小田急刺傷 殺人未遂容疑で再逮捕へ

7日、警視庁成城署に入る対馬悠介容疑者
7日、警視庁成城署に入る対馬悠介容疑者

東京都世田谷区を走行中の小田急線の車内で男が刃物を振り回すなどして乗客10人が重軽傷を負った事件で、警視庁成城署捜査本部は、女子大生(20)に対する殺人未遂容疑で逮捕した川崎市多摩区西生田、無職、対馬悠介容疑者(36)を、別の乗客の男性(32)に対する殺人未遂容疑などで17日に再逮捕する方針を固めた。捜査関係者への取材で分かった。

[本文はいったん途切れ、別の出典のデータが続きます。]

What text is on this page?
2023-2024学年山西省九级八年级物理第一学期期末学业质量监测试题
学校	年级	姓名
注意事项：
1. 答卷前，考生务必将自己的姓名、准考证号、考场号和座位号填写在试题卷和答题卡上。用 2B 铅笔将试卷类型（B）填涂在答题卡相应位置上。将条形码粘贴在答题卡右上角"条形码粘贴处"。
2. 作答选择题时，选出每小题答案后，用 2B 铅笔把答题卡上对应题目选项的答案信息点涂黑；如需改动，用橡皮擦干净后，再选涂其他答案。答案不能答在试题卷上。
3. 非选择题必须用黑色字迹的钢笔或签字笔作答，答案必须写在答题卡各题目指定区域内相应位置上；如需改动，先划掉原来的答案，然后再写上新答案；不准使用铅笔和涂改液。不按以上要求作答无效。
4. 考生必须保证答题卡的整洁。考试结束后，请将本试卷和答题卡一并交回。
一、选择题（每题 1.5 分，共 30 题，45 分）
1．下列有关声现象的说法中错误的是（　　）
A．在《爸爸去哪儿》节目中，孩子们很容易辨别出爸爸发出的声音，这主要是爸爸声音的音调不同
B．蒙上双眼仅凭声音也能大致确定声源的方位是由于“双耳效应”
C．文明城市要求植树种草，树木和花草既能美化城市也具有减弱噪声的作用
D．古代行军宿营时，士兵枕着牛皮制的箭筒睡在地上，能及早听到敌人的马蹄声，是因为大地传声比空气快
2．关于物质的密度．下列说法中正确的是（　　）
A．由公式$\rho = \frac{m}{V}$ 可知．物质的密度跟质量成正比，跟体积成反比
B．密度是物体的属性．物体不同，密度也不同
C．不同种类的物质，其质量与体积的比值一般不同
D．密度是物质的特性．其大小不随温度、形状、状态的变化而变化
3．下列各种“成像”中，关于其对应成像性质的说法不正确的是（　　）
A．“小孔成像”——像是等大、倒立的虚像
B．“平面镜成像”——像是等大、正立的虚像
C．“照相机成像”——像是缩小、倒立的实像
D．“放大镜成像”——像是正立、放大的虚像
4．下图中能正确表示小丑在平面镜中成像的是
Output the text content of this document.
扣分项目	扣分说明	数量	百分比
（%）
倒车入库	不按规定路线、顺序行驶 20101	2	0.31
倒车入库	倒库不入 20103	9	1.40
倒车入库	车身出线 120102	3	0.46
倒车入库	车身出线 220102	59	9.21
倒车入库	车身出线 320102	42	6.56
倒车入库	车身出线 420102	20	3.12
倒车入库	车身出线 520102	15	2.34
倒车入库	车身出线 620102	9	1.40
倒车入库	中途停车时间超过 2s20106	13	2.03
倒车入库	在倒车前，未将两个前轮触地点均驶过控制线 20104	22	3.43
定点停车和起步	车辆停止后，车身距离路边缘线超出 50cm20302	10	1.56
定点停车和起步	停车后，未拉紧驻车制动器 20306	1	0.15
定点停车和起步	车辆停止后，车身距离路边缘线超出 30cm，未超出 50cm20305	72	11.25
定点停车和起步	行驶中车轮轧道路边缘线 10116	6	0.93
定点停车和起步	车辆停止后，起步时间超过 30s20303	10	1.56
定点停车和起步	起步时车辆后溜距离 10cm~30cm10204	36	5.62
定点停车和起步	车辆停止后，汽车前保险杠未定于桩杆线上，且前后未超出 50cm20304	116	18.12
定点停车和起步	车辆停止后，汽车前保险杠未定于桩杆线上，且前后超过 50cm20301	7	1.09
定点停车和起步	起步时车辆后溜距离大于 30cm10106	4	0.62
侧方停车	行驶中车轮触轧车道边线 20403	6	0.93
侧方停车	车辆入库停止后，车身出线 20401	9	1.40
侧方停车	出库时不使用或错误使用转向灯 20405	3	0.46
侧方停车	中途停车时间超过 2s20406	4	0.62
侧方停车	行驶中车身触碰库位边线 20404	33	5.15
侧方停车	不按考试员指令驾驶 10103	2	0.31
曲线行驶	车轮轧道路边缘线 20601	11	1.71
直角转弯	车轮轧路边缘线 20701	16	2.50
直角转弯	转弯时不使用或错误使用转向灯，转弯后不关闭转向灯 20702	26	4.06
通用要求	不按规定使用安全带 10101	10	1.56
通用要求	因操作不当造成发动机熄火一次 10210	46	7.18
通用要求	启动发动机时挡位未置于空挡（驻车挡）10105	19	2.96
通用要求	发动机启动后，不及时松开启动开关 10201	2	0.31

逮捕は3回目。

捜査関係者によると、8月6日午後8時半ごろ、藤沢発新宿行きの上り快速急行(10両編成)で、対馬容疑者が乗客の男性を刃渡り約20センチの牛刀で襲っている様子が防犯カメラに記録されていた。男性は、牛刀が当たるなどして右腕を打撲した。

犯行前にはコンビニエンスストアや食料品店で万引を繰り返した疑いなども強まり、窃盗や銃刀法違反容疑などでも逮捕する方針。

対馬容疑者は列車に乗った後、最初に面識のない都内の女子大生の胸や背中を牛刀で刺し、別の乗客を襲いながら移動。車内の床にサラダ油をまき、ライターで火を付けようとした。対馬容疑者に切られたり、逃げる際に転倒したりするなどし計10人がけがをした。